Last Thursday (28 January 2016) the Chancellor of the High Court, Sir Terence Etherton, ordered that Property Alliance Group’s ongoing £89 million claim against the Royal Bank of Scotland should be transferred to the Financial List. The case relates to allegations of mis-selling of four interest rate swaps, and includes claims that the swaps should be set aside because they are linked to the LIBOR benchmark. RBS strenuously resists the claims. The bank had applied to transfer the case to the Financial List
The Financial List has been open for business since 1 October 2015. The Property Alliance Group case is believed to be the third existing case to be transferred into the List, alongside eight new claims that have been commenced on the List since it began.
In a brief ex tempore judgment the Chancellor ruled that although the case had been presided over by a single judge for some time, the disruption of changing that judge would be outweighed by the benefits of the case being decided by one of the Financial List’s small number of judges who were “not only expert in financial matters but also up to date with the latest important developments in financial markets”. Because the case is a “lead case” where judgments made would likely affect present and future cases, it would be particularly beneficial for it to be transferred to the Financial List, which would “give it more weight than it otherwise would have in the financial markets”.

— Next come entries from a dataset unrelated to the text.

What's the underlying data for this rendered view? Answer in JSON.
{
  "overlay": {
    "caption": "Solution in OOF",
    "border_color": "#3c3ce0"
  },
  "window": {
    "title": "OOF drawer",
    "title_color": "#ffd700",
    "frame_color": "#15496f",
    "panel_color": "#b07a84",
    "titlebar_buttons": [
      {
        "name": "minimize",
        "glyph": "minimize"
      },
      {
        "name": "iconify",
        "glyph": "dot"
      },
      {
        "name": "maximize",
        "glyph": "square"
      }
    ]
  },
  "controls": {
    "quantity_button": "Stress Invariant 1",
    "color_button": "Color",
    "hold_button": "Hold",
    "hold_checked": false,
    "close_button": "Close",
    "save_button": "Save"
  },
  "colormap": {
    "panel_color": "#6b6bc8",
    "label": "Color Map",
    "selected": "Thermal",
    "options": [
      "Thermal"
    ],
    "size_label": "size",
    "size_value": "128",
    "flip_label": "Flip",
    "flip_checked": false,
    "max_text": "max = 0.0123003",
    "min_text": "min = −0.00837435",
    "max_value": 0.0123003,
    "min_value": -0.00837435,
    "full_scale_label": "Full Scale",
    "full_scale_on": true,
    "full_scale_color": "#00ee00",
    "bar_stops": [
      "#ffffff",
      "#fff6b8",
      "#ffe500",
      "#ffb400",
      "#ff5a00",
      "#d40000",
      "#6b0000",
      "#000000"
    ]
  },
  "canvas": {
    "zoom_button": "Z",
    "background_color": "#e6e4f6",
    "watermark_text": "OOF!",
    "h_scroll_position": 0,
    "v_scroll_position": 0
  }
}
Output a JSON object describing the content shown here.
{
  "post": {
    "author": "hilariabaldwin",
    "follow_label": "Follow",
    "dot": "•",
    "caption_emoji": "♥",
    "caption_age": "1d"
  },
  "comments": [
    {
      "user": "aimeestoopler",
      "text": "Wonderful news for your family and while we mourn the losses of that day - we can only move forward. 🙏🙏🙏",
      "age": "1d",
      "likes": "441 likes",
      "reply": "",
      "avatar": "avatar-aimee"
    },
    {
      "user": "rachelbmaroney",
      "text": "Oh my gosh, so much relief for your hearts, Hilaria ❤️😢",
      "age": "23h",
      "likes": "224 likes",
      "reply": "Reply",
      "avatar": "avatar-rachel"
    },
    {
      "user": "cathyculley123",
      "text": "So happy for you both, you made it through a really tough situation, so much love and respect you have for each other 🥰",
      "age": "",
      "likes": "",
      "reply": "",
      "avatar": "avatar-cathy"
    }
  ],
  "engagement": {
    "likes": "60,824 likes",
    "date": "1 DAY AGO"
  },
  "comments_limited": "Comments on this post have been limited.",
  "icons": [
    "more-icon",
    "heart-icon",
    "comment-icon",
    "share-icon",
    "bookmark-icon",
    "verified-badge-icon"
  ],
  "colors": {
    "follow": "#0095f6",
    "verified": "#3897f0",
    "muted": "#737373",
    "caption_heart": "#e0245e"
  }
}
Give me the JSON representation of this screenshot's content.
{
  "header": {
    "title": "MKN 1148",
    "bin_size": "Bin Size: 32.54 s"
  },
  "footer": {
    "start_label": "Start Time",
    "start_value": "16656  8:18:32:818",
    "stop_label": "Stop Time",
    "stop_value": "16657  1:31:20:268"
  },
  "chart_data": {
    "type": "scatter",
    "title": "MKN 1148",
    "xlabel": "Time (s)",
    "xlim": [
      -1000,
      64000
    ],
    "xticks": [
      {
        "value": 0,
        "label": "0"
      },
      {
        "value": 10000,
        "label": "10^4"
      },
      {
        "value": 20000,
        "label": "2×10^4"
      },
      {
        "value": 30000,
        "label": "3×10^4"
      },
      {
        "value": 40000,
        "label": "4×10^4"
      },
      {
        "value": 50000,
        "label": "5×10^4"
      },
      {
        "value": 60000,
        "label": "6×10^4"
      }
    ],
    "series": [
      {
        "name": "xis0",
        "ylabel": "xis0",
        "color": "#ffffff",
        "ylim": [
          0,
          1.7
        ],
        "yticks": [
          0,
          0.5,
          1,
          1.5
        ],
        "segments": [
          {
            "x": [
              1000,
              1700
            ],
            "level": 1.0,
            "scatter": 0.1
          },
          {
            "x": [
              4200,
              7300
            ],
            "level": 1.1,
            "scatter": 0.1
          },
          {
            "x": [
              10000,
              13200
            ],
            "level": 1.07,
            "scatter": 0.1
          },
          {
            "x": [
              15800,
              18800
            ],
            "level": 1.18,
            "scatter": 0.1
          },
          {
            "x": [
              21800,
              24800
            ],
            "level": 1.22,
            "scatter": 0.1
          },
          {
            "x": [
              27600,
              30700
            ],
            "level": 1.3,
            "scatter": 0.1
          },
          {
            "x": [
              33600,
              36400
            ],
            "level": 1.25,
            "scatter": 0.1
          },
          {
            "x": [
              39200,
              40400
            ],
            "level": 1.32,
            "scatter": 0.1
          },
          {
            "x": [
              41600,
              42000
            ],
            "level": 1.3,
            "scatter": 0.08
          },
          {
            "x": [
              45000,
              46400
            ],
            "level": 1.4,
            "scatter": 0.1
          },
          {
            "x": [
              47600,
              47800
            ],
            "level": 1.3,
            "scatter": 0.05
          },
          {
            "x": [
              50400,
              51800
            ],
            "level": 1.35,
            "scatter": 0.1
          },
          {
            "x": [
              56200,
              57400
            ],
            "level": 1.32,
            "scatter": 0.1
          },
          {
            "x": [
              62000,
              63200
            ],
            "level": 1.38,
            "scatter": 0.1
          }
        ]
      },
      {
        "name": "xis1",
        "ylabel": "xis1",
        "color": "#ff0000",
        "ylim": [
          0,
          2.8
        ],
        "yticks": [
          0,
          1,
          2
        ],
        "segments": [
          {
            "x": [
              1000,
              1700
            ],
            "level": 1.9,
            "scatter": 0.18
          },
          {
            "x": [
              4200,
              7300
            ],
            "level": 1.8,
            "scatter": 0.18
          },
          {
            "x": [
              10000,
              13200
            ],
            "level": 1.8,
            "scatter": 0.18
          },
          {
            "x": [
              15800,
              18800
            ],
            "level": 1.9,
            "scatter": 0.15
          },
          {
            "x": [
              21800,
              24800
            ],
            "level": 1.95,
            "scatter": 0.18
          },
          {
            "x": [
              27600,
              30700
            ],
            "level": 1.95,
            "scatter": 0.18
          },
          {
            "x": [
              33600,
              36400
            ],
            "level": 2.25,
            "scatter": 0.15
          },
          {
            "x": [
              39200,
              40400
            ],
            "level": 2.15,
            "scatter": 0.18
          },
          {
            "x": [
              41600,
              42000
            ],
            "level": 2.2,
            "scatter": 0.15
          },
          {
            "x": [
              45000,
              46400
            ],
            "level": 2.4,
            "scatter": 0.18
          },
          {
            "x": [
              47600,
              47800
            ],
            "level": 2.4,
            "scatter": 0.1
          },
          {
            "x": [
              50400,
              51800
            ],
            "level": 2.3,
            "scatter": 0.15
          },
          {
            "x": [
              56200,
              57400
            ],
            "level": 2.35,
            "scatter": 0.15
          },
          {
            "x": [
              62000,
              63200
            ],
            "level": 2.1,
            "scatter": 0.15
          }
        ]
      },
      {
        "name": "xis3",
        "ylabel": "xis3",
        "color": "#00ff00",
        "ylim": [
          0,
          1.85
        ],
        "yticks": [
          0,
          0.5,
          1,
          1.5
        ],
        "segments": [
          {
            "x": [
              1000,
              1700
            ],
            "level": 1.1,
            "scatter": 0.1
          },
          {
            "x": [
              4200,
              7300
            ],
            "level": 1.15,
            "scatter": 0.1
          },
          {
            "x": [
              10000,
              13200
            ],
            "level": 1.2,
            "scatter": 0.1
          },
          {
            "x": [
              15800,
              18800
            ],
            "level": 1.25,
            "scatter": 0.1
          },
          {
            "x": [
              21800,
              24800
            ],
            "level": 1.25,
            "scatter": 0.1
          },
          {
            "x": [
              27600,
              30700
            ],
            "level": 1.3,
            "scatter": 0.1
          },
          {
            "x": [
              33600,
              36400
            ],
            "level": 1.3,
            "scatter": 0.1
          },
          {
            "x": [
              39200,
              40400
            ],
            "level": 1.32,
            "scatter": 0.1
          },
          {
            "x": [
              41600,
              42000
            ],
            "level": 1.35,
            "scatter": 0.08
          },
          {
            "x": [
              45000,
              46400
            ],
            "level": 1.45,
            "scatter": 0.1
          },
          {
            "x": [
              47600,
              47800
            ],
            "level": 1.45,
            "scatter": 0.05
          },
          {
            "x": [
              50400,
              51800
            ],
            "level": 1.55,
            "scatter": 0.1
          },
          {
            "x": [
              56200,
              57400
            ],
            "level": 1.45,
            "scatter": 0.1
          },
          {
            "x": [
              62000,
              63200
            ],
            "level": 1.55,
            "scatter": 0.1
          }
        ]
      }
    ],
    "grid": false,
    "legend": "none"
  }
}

The tone of the decision is interesting in its acknowledgment that an objective of the Financial List is to encourage international litigants to use the English courts, and that the List aims to increase the credibility of High Court decisions in the financial markets. As previously predicted, it seems the courts are also very willing to acquiesce in applications to transfer cases into the Financial List to quickly build up a pipeline of cases and showcase its benefits.